The effect of hydrogen bromide on the products of the cool-flame combustion of n -pentane

Abstract

Detailed studies have been made of the products of the cool-flame combustion of n -pentane in the absence and presence of small concentrations (2-6 vol. %) of added hydrogen bromide. In the uncatalysed reaction, acetone and acetaldehyde are the principal products formed at low temperatures during the induction period preceding the first cool flame but increasing amounts of C 5 alkenes and O-heterocycles start to be formed as the initial temperature is increased. The main effect of hydrogen bromide is to increase dramatically the yields of C 5 ketones at the expense of almost all the other products.
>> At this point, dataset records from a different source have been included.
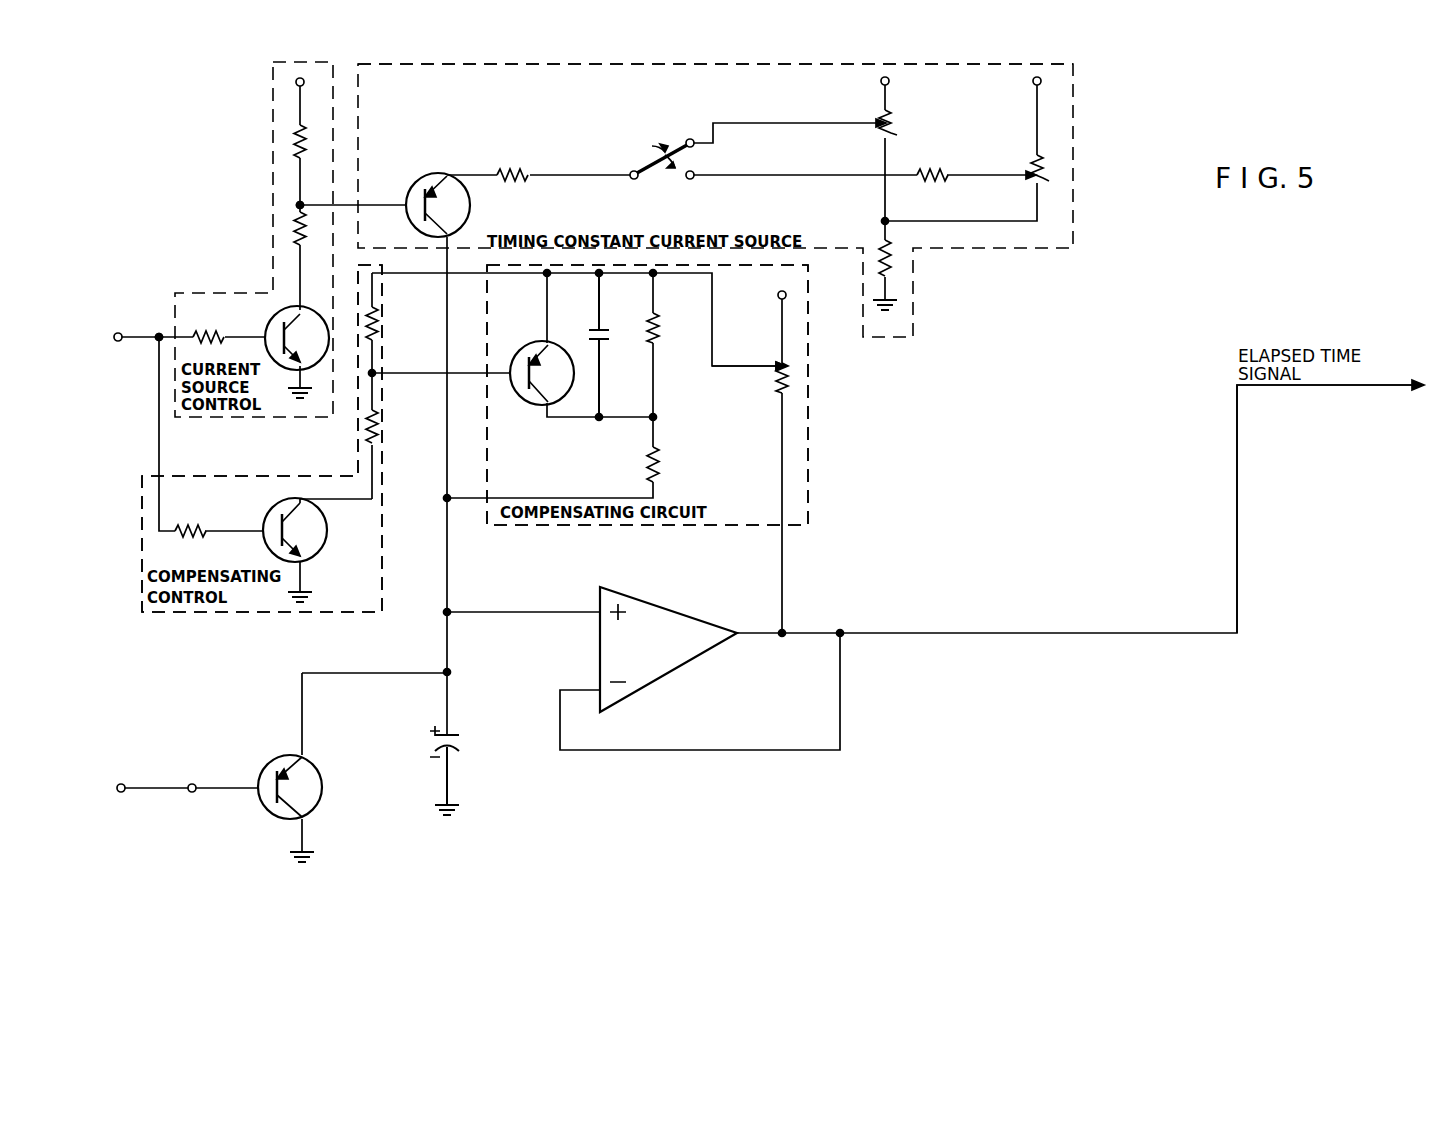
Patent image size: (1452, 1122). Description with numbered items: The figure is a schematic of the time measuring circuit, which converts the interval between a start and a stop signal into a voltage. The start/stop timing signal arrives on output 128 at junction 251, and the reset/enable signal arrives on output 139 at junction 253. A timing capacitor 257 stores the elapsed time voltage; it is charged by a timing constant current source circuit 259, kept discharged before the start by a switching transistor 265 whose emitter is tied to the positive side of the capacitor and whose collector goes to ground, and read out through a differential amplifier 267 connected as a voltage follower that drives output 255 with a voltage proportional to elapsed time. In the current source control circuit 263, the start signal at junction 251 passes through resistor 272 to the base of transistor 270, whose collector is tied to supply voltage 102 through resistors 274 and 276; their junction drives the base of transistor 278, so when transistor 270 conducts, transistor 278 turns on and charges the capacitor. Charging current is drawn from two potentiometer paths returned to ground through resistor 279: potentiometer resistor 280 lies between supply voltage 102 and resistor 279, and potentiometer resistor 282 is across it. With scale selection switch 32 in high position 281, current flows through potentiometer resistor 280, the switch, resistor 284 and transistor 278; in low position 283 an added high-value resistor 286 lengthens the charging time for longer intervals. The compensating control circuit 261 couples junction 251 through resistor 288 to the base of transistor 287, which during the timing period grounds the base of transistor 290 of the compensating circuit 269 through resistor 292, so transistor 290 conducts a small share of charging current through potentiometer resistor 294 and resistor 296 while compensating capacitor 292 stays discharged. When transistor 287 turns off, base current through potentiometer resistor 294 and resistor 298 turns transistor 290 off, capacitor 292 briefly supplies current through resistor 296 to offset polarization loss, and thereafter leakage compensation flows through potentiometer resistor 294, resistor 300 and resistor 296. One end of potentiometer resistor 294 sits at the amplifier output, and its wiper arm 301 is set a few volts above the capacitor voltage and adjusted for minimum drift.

The supply voltage 102 is at (296, 82).
The output 128 is at (122, 313).
The output 139 is at (121, 784).
The junction 251 is at (160, 330).
The junction 253 is at (192, 784).
The output 255 is at (1256, 387).
The timing capacitor 257 is at (452, 734).
The timing constant current source circuit 259 is at (618, 63).
The compensating control circuit 261 is at (337, 614).
The current source control circuit 263 is at (274, 250).
The switching transistor 265 is at (323, 776).
The differential amplifier 267 is at (651, 603).
The compensating circuit 269 is at (810, 428).
The transistor 270 is at (272, 314).
The resistor 272 is at (215, 325).
The resistor 274 is at (296, 145).
The resistor 276 is at (297, 222).
The transistor 278 is at (420, 182).
The resistor 279 is at (890, 258).
The potentiometer resistor 280 is at (888, 122).
The high position 281 is at (694, 140).
The potentiometer resistor 282 is at (1035, 158).
The low position 283 is at (697, 179).
The resistor 284 is at (516, 173).
The resistor 286 is at (932, 170).
The transistor 287 is at (305, 553).
The resistor 288 is at (190, 529).
The transistor 290 is at (526, 352).
The resistor / compensating capacitor 292 is at (377, 424).
The potentiometer resistor 294 is at (778, 382).
The resistor 296 is at (658, 462).
The resistor 298 is at (377, 312).
The resistor 300 is at (658, 325).
The wiper arm 301 is at (738, 364).
The scale selection switch 32 is at (646, 164).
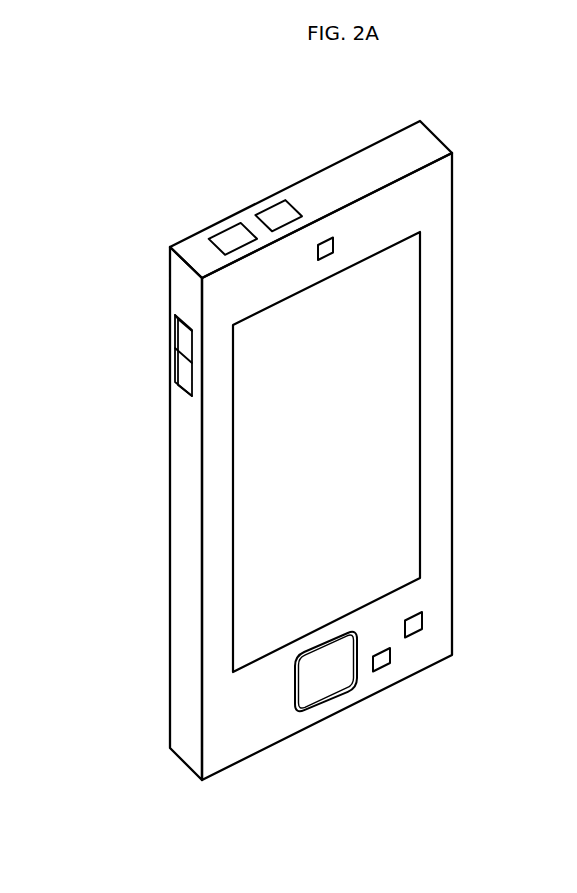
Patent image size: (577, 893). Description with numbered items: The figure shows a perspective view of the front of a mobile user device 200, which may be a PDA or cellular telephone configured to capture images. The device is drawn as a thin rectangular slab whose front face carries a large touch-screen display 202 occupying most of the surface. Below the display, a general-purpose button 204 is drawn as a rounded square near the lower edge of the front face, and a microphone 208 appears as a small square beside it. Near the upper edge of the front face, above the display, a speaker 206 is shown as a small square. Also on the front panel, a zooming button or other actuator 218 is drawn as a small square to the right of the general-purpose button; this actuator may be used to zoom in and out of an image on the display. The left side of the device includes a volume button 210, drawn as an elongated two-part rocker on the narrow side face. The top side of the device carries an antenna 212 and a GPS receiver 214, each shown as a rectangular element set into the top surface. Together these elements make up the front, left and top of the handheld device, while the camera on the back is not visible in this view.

The mobile user device 200 is at (428, 85).
The touch-screen display 202 is at (233, 510).
The general-purpose button 204 is at (328, 702).
The speaker 206 is at (325, 239).
The microphone 208 is at (390, 662).
The volume button 210 is at (173, 365).
The antenna 212 is at (208, 238).
The GPS receiver 214 is at (258, 213).
The zooming button or other actuator 218 is at (422, 623).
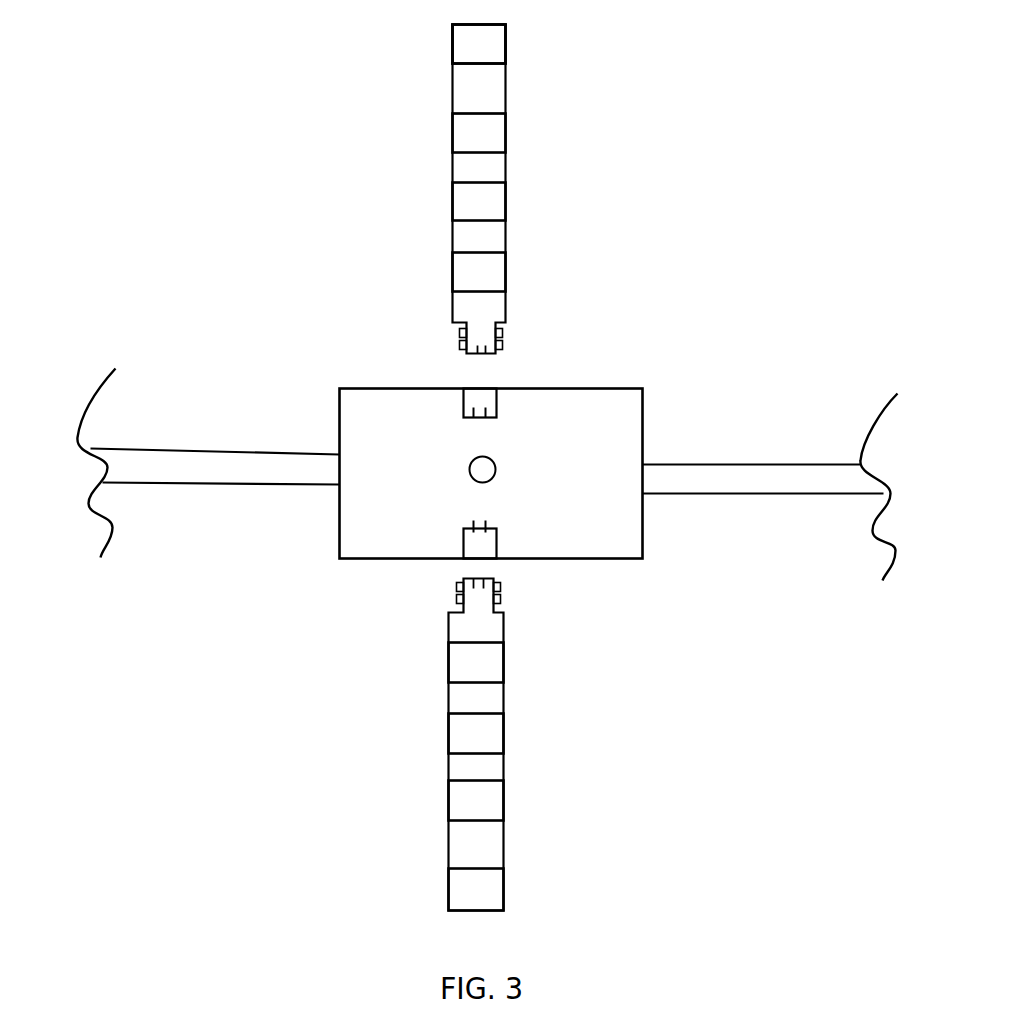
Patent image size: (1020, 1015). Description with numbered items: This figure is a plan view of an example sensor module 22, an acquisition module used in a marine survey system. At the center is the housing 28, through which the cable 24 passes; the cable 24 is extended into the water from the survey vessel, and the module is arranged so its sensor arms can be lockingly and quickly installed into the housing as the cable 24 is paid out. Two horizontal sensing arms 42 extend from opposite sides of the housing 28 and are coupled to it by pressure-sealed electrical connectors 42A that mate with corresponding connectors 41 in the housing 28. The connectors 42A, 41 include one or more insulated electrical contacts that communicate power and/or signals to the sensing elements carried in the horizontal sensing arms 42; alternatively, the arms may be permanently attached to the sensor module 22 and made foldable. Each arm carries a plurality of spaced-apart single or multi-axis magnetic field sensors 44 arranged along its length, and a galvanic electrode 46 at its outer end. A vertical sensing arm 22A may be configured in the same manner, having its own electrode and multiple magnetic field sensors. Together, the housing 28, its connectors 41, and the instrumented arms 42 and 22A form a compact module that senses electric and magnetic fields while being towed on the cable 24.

The results indicate that in the absence of the halogen compound the principal fate of the initially formed pentylperoxy radicals is isomerisation to hydroperoxypentyl radicals. At 250 °C, the latter radicals mainly add on further oxygen and are eventually converted to pentanedihydroperoxides; at higher temperatures, the hydroperoxypentyl radicals tend increasingly to decompose directly to give principally pentenes and C 5 O-heterocycles. Hydrogen bromide alters the mechanism operating with binary mixtures primarily by providing a source of readily abstractable hydrogen and thus enhancing the formation of pentenemonohydroperoxides. Control experiments on the homogeneous breakdown of pentane-2-monohydroperoxide show that the principal decomposition product is pentan-2-one and thus confirm the probable importance of pentanemonohydroperoxides as intermediates in the HBr-promoted reaction. Studies of the chemical changes accompanying the passage of cool flames show that these vary considerably with the prevailing conditions as well as with the number of previous cool flames which have propagated through the mixture. Hydrogen bromide causes well-defined differences in the nature and distribution of the products of the combustion of n -pentane, although these changes are not as great as those brought about by the passage of cool flames which generally lead to considerable transient temperature rises in the system.